Devin McDermott: So I wanted to ask about the Permian. You’ve had strong results so far this year and in the slides you had some interesting charts and some of the advantages you see versus peers and how you develop the asset. I was wondering if you could dive into a little bit more detail on that. When you think about some of the specific drivers that allow you to get such better MPV versus other cube development in the basin, what are those in your view? And as part of that, could you address the resource recovery trends you’re seeing and the improvement there and any room for further up-side on that?
Darren Woods: Yes, sure. Al, I guess maybe start by going back to the approach we outlined 2018-2019 timeframe where we said ExxonMobil can bring a different game to the unconventional space and really bring to bear and leverage the capabilities that we have versus many others who are competing in that space. And key amongst those was taking advantage of our scale and balance sheet to develop this asset at scale. And so, you may recall, we talked about the cube development, which was really focusing on how you maximize overall recovery and not near term production. That wasn’t a particularly well received approach back in 2018-2019 timeframe, but I think with time, it’s demonstrated its value and it’s actually manifesting itself in the results that you see today, which is, we’re focused on making sure that as we develop the resources and all the benches in that resources, particularly the ones that are connected, that we do that in an optimum way, that develops and maximizes the recovery versus initial production rates.

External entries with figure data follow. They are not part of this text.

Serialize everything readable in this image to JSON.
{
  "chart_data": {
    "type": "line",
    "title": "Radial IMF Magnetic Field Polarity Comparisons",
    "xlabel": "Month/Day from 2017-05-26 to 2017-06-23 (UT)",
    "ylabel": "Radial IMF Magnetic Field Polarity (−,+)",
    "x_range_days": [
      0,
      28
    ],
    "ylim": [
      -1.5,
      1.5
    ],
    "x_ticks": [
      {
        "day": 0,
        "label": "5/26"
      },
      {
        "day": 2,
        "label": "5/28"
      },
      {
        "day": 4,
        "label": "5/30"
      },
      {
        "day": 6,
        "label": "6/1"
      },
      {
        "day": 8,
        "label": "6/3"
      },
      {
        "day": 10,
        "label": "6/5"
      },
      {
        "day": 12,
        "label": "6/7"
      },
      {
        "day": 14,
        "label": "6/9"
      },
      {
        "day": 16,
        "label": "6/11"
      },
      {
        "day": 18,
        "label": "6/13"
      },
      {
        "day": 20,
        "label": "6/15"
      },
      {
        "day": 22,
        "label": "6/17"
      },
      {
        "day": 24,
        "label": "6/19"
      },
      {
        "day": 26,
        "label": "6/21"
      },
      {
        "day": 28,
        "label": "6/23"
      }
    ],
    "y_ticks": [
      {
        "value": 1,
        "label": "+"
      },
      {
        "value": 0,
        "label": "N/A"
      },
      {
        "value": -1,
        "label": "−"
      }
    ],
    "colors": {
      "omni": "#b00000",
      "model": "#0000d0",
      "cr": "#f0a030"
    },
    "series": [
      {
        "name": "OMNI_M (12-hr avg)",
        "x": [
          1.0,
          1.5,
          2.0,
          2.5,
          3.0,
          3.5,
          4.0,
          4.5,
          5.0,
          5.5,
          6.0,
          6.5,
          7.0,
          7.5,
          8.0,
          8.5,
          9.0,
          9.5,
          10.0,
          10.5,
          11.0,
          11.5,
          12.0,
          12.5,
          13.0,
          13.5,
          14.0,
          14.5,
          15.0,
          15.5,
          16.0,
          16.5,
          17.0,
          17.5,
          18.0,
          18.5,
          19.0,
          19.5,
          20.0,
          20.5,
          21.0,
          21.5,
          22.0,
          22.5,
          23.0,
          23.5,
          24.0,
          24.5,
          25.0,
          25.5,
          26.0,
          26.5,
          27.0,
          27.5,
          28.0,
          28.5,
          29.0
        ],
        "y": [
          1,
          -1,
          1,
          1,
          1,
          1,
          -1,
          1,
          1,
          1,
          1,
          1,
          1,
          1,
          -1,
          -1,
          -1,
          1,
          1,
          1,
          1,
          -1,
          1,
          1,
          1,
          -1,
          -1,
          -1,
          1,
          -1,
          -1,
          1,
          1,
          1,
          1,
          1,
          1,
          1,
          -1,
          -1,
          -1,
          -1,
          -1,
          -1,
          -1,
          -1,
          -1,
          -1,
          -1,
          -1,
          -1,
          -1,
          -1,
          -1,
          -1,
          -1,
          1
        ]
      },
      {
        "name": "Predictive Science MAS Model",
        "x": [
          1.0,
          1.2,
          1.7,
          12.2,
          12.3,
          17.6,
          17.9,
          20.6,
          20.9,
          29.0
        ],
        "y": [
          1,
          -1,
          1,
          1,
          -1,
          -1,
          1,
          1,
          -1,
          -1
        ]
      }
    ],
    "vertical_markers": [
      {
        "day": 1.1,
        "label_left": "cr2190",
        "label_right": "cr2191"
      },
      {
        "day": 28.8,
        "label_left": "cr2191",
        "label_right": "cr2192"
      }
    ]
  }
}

And so that’s really important. That cube development, we continue to evolve that. I think we’ve gotten to a stage now where we feel really good about how we’re executing that development. We focused on capital efficiency. And I would tell you today, we are setting records for the length of our lateral wells, which, again, lowers the cost associated with accessing the resource. And importantly, as you drill longer wells, it’s critical that the productivity of each foot of that well remains constant. And so, we’ve done a lot of work to make sure that the productivity of each foot is consistent as we drill longer and longer. So that’s driving capital costs down pretty significantly. And then I would say, we’ve got a lot of technologies that we’re trialing, ones that I won’t go into specific detail on to try to match some eyes recovery.

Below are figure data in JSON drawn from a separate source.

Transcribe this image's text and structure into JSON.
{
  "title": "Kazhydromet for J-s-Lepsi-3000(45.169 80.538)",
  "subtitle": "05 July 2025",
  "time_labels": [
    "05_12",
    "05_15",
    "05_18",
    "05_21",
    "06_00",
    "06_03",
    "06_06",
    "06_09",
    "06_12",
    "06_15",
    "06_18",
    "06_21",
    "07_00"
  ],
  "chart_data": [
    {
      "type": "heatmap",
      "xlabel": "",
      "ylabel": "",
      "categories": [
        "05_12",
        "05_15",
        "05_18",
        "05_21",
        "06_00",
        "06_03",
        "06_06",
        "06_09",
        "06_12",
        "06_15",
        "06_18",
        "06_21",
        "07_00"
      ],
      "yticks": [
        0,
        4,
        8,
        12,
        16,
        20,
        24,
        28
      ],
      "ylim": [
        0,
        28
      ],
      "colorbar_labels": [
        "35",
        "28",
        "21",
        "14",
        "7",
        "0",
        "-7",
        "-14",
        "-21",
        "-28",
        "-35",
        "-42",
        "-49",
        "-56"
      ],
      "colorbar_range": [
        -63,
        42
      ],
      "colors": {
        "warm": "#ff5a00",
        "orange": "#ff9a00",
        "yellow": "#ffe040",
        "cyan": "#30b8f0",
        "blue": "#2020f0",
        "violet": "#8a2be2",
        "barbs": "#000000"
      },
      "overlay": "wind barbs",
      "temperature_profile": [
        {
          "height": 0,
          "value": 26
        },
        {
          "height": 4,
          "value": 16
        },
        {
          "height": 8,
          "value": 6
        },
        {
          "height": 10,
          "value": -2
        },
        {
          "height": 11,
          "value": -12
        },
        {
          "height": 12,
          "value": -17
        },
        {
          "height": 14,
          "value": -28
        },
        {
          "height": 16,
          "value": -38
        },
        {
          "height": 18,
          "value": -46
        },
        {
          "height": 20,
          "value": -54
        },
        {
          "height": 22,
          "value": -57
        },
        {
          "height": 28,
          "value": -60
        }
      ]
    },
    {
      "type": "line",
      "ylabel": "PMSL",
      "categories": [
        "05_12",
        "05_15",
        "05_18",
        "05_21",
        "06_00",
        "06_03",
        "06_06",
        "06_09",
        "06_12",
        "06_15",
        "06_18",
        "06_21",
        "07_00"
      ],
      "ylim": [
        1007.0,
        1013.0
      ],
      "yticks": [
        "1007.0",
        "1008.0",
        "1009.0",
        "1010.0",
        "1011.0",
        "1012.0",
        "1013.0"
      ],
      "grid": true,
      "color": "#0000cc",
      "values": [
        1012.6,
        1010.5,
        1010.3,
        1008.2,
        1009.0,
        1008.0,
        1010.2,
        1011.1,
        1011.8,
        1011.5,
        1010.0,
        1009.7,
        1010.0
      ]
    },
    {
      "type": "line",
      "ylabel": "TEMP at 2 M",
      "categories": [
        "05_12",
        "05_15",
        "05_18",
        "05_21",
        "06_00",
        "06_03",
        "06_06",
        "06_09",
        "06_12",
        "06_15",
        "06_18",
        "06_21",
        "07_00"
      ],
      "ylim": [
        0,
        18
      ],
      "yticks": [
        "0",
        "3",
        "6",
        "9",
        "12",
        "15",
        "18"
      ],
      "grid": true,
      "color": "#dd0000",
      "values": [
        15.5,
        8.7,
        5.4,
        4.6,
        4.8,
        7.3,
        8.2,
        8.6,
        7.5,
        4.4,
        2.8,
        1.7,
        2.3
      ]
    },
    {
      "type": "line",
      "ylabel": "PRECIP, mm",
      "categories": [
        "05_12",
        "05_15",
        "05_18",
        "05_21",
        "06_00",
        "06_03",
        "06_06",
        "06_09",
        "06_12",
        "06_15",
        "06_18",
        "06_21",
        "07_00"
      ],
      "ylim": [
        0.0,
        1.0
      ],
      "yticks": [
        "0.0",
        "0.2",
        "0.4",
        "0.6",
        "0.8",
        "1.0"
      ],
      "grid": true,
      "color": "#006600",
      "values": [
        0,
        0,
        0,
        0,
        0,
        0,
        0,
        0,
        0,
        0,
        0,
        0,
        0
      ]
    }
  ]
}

And we’ve got those technologies deployed in the field. We’ve got some early results that are quite encouraging, but they aren’t at the scale today to manifest themselves completely in our results. So, I think all those things together continue to give us a lot of confidence that not only have we moved to the front of the pack and demonstrated industry leadership with what we’ve got today that we see a lot of upside to that as we move forward and I don’t think we’ve reached the end of the optimization process yet.

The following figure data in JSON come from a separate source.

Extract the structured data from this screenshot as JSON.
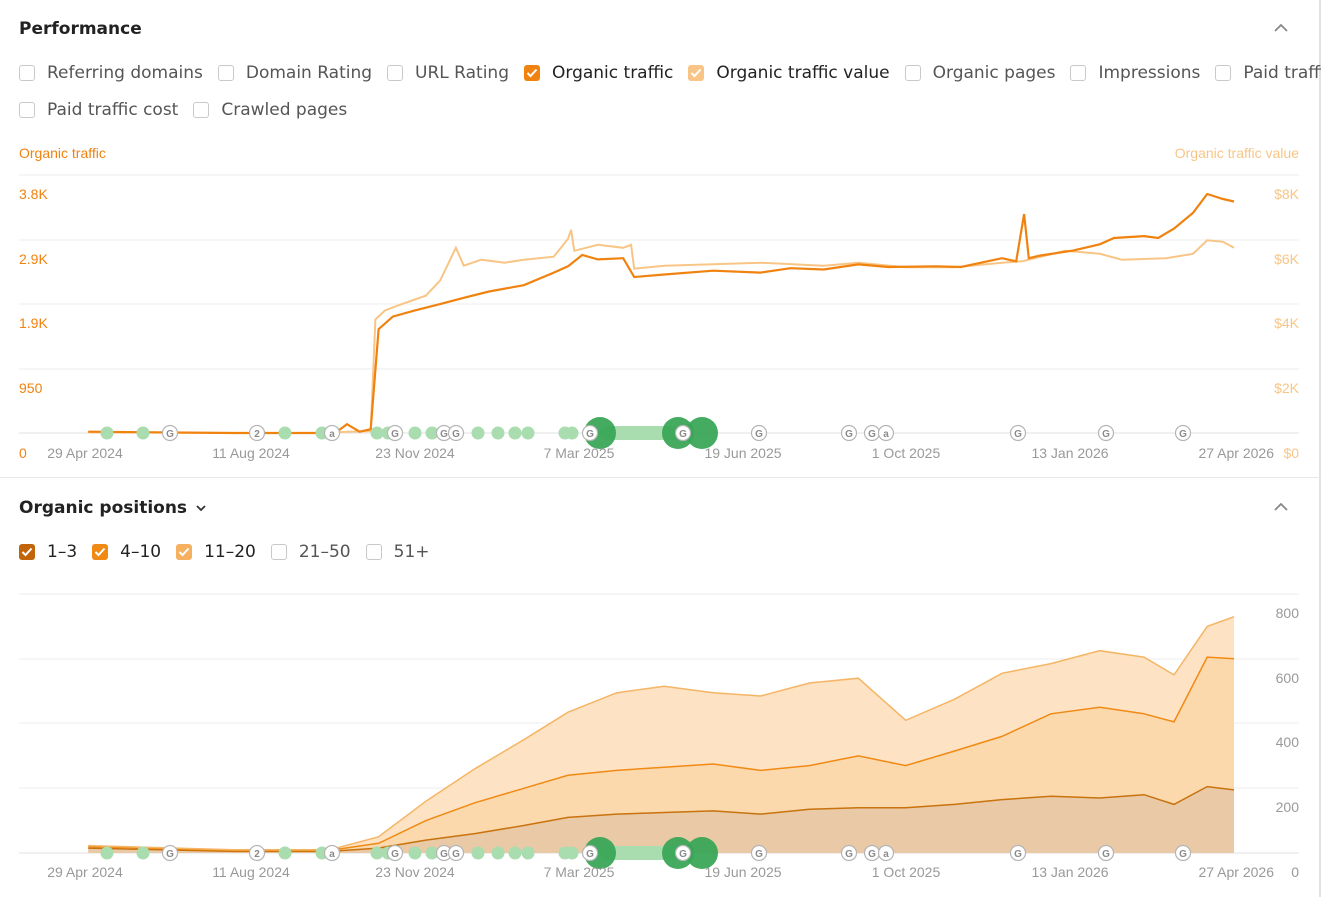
{
  "performance": {
    "title": "Performance",
    "metrics": [
      {
        "label": "Referring domains",
        "checked": false
      },
      {
        "label": "Domain Rating",
        "checked": false
      },
      {
        "label": "URL Rating",
        "checked": false
      },
      {
        "label": "Organic traffic",
        "checked": true,
        "color": "#f0820f"
      },
      {
        "label": "Organic traffic value",
        "checked": true,
        "color": "#f8c586"
      },
      {
        "label": "Organic pages",
        "checked": false
      },
      {
        "label": "Impressions",
        "checked": false
      },
      {
        "label": "Paid traffic",
        "checked": false
      },
      {
        "label": "Paid traffic cost",
        "checked": false
      },
      {
        "label": "Crawled pages",
        "checked": false
      }
    ]
  },
  "positions": {
    "title": "Organic positions",
    "filters": [
      {
        "label": "1–3",
        "checked": true,
        "color": "#c2650a"
      },
      {
        "label": "4–10",
        "checked": true,
        "color": "#f08a14"
      },
      {
        "label": "11–20",
        "checked": true,
        "color": "#f5b060"
      },
      {
        "label": "21–50",
        "checked": false
      },
      {
        "label": "51+",
        "checked": false
      }
    ]
  },
  "colors": {
    "traffic": "#f0820f",
    "traffic_value": "#f8c586",
    "axis_left": "#f0820f",
    "axis_right": "#f8c586",
    "band_1_3": "#e9c9a6",
    "band_4_10": "#fbd9ad",
    "band_11_20": "#fde2c3",
    "line_1_3": "#c8730e",
    "line_4_10": "#f08a14",
    "line_11_20": "#f5b565",
    "marker_green": "#3aa657",
    "marker_light_green": "#a9dcae"
  },
  "chart_data": [
    {
      "type": "line",
      "left_axis_title": "Organic traffic",
      "right_axis_title": "Organic traffic value",
      "x_ticks": [
        "29 Apr 2024",
        "11 Aug 2024",
        "23 Nov 2024",
        "7 Mar 2025",
        "19 Jun 2025",
        "1 Oct 2025",
        "13 Jan 2026",
        "27 Apr 2026"
      ],
      "y_left_ticks": [
        "0",
        "950",
        "1.9K",
        "2.9K",
        "3.8K"
      ],
      "y_right_ticks": [
        "$0",
        "$2K",
        "$4K",
        "$6K",
        "$8K"
      ],
      "ylim_left": [
        0,
        3800
      ],
      "ylim_right": [
        0,
        8000
      ],
      "series": [
        {
          "name": "Organic traffic",
          "axis": "left",
          "x": [
            "2024-05-01",
            "2024-08-01",
            "2024-09-28",
            "2024-10-05",
            "2024-10-12",
            "2024-10-20",
            "2024-10-27",
            "2024-11-01",
            "2024-11-10",
            "2024-11-24",
            "2024-12-10",
            "2024-12-25",
            "2025-01-10",
            "2025-02-01",
            "2025-02-20",
            "2025-03-01",
            "2025-03-10",
            "2025-03-20",
            "2025-04-05",
            "2025-04-12",
            "2025-05-01",
            "2025-06-01",
            "2025-07-01",
            "2025-07-20",
            "2025-08-10",
            "2025-09-01",
            "2025-09-20",
            "2025-10-20",
            "2025-11-05",
            "2025-11-20",
            "2025-12-01",
            "2025-12-10",
            "2025-12-15",
            "2025-12-18",
            "2025-12-25",
            "2026-01-15",
            "2026-02-01",
            "2026-02-10",
            "2026-03-01",
            "2026-03-10",
            "2026-03-20",
            "2026-04-01",
            "2026-04-10",
            "2026-04-20",
            "2026-04-27"
          ],
          "y": [
            20,
            0,
            0,
            10,
            140,
            20,
            60,
            1650,
            1850,
            1950,
            2050,
            2150,
            2250,
            2350,
            2550,
            2650,
            2830,
            2760,
            2780,
            2480,
            2520,
            2580,
            2550,
            2620,
            2600,
            2680,
            2640,
            2650,
            2640,
            2720,
            2780,
            2730,
            3480,
            2780,
            2820,
            2900,
            3000,
            3100,
            3130,
            3100,
            3250,
            3500,
            3800,
            3720,
            3680
          ]
        },
        {
          "name": "Organic traffic value",
          "axis": "right",
          "x": [
            "2024-05-01",
            "2024-08-01",
            "2024-09-28",
            "2024-10-12",
            "2024-10-27",
            "2024-10-30",
            "2024-11-05",
            "2024-11-15",
            "2024-12-01",
            "2024-12-10",
            "2024-12-20",
            "2024-12-25",
            "2025-01-05",
            "2025-01-20",
            "2025-02-01",
            "2025-02-20",
            "2025-03-01",
            "2025-03-03",
            "2025-03-05",
            "2025-03-20",
            "2025-04-05",
            "2025-04-10",
            "2025-04-12",
            "2025-05-01",
            "2025-06-01",
            "2025-07-01",
            "2025-08-10",
            "2025-09-01",
            "2025-10-01",
            "2025-11-01",
            "2025-12-01",
            "2025-12-14",
            "2025-12-18",
            "2026-01-10",
            "2026-02-01",
            "2026-02-15",
            "2026-03-15",
            "2026-04-01",
            "2026-04-10",
            "2026-04-20",
            "2026-04-27"
          ],
          "y": [
            20,
            0,
            0,
            40,
            60,
            3800,
            4100,
            4300,
            4600,
            5100,
            6200,
            5600,
            5800,
            5700,
            5800,
            5900,
            6500,
            6800,
            6100,
            6300,
            6200,
            6300,
            5500,
            5600,
            5650,
            5700,
            5600,
            5700,
            5550,
            5550,
            5700,
            5750,
            5800,
            6100,
            6000,
            5800,
            5850,
            6000,
            6450,
            6400,
            6200
          ]
        }
      ],
      "event_markers": [
        "2",
        "a",
        "G",
        "a"
      ]
    },
    {
      "type": "area",
      "x_ticks": [
        "29 Apr 2024",
        "11 Aug 2024",
        "23 Nov 2024",
        "7 Mar 2025",
        "19 Jun 2025",
        "1 Oct 2025",
        "13 Jan 2026",
        "27 Apr 2026"
      ],
      "y_right_ticks": [
        "0",
        "200",
        "400",
        "600",
        "800"
      ],
      "ylim": [
        0,
        800
      ],
      "stacked": true,
      "series": [
        {
          "name": "1–3",
          "x": [
            "2024-05-01",
            "2024-08-01",
            "2024-10-01",
            "2024-11-01",
            "2024-12-01",
            "2025-01-01",
            "2025-02-01",
            "2025-03-01",
            "2025-04-01",
            "2025-05-01",
            "2025-06-01",
            "2025-07-01",
            "2025-08-01",
            "2025-09-01",
            "2025-10-01",
            "2025-11-01",
            "2025-12-01",
            "2026-01-01",
            "2026-02-01",
            "2026-03-01",
            "2026-03-20",
            "2026-04-10",
            "2026-04-27"
          ],
          "y": [
            15,
            5,
            5,
            15,
            40,
            60,
            85,
            110,
            120,
            125,
            130,
            120,
            135,
            140,
            140,
            150,
            165,
            175,
            170,
            180,
            150,
            205,
            195
          ]
        },
        {
          "name": "4–10",
          "x": [
            "2024-05-01",
            "2024-08-01",
            "2024-10-01",
            "2024-11-01",
            "2024-12-01",
            "2025-01-01",
            "2025-02-01",
            "2025-03-01",
            "2025-04-01",
            "2025-05-01",
            "2025-06-01",
            "2025-07-01",
            "2025-08-01",
            "2025-09-01",
            "2025-10-01",
            "2025-11-01",
            "2025-12-01",
            "2026-01-01",
            "2026-02-01",
            "2026-03-01",
            "2026-03-20",
            "2026-04-10",
            "2026-04-27"
          ],
          "y": [
            5,
            3,
            3,
            15,
            60,
            95,
            115,
            130,
            135,
            140,
            145,
            135,
            135,
            160,
            130,
            165,
            195,
            255,
            280,
            250,
            255,
            400,
            405
          ]
        },
        {
          "name": "11–20",
          "x": [
            "2024-05-01",
            "2024-08-01",
            "2024-10-01",
            "2024-11-01",
            "2024-12-01",
            "2025-01-01",
            "2025-02-01",
            "2025-03-01",
            "2025-04-01",
            "2025-05-01",
            "2025-06-01",
            "2025-07-01",
            "2025-08-01",
            "2025-09-01",
            "2025-10-01",
            "2025-11-01",
            "2025-12-01",
            "2026-01-01",
            "2026-02-01",
            "2026-03-01",
            "2026-03-20",
            "2026-04-10",
            "2026-04-27"
          ],
          "y": [
            3,
            2,
            2,
            20,
            60,
            105,
            150,
            195,
            240,
            250,
            220,
            230,
            255,
            240,
            140,
            160,
            195,
            155,
            175,
            175,
            145,
            95,
            130
          ]
        }
      ],
      "event_markers": [
        "2",
        "a",
        "G",
        "a"
      ]
    }
  ]
}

Devin McDermott: Great. Thanks Darren.
Darren Woods: You bet.
Operator: Moving next to Sam Margolin with Wolfe Research.
Sam Margolin: Good morning. Thank you.
Darren Woods: Good morning, Sam.
Sam Margolin: This question is about EOR. Hopefully, you don’t find it too far afield. But because you are [Technical Difficulty]
Jennifer Driscoll: Devin, you are kind of breaking up on us. Sam, are you available? Operator, let’s try another question and come back to Sam.
Operator: Okay. We’ll go next to John Royall with JPMorgan.
John Royall: Hi, good morning. Thanks for taking my question. So I’m just looking at your bridge for energy products and you have over $2 billion of negative margin, it’s right in line with the number out of your 8-K, so no surprises there, but definitely a bigger decline on a relative basis than we’re seeing from your couple of peers that have reported so far. So, just looking for any additional color on the drivers of that margin decline? Maybe there’s something to call out around regional mix or crude slates that are a bit more unique to Exxon?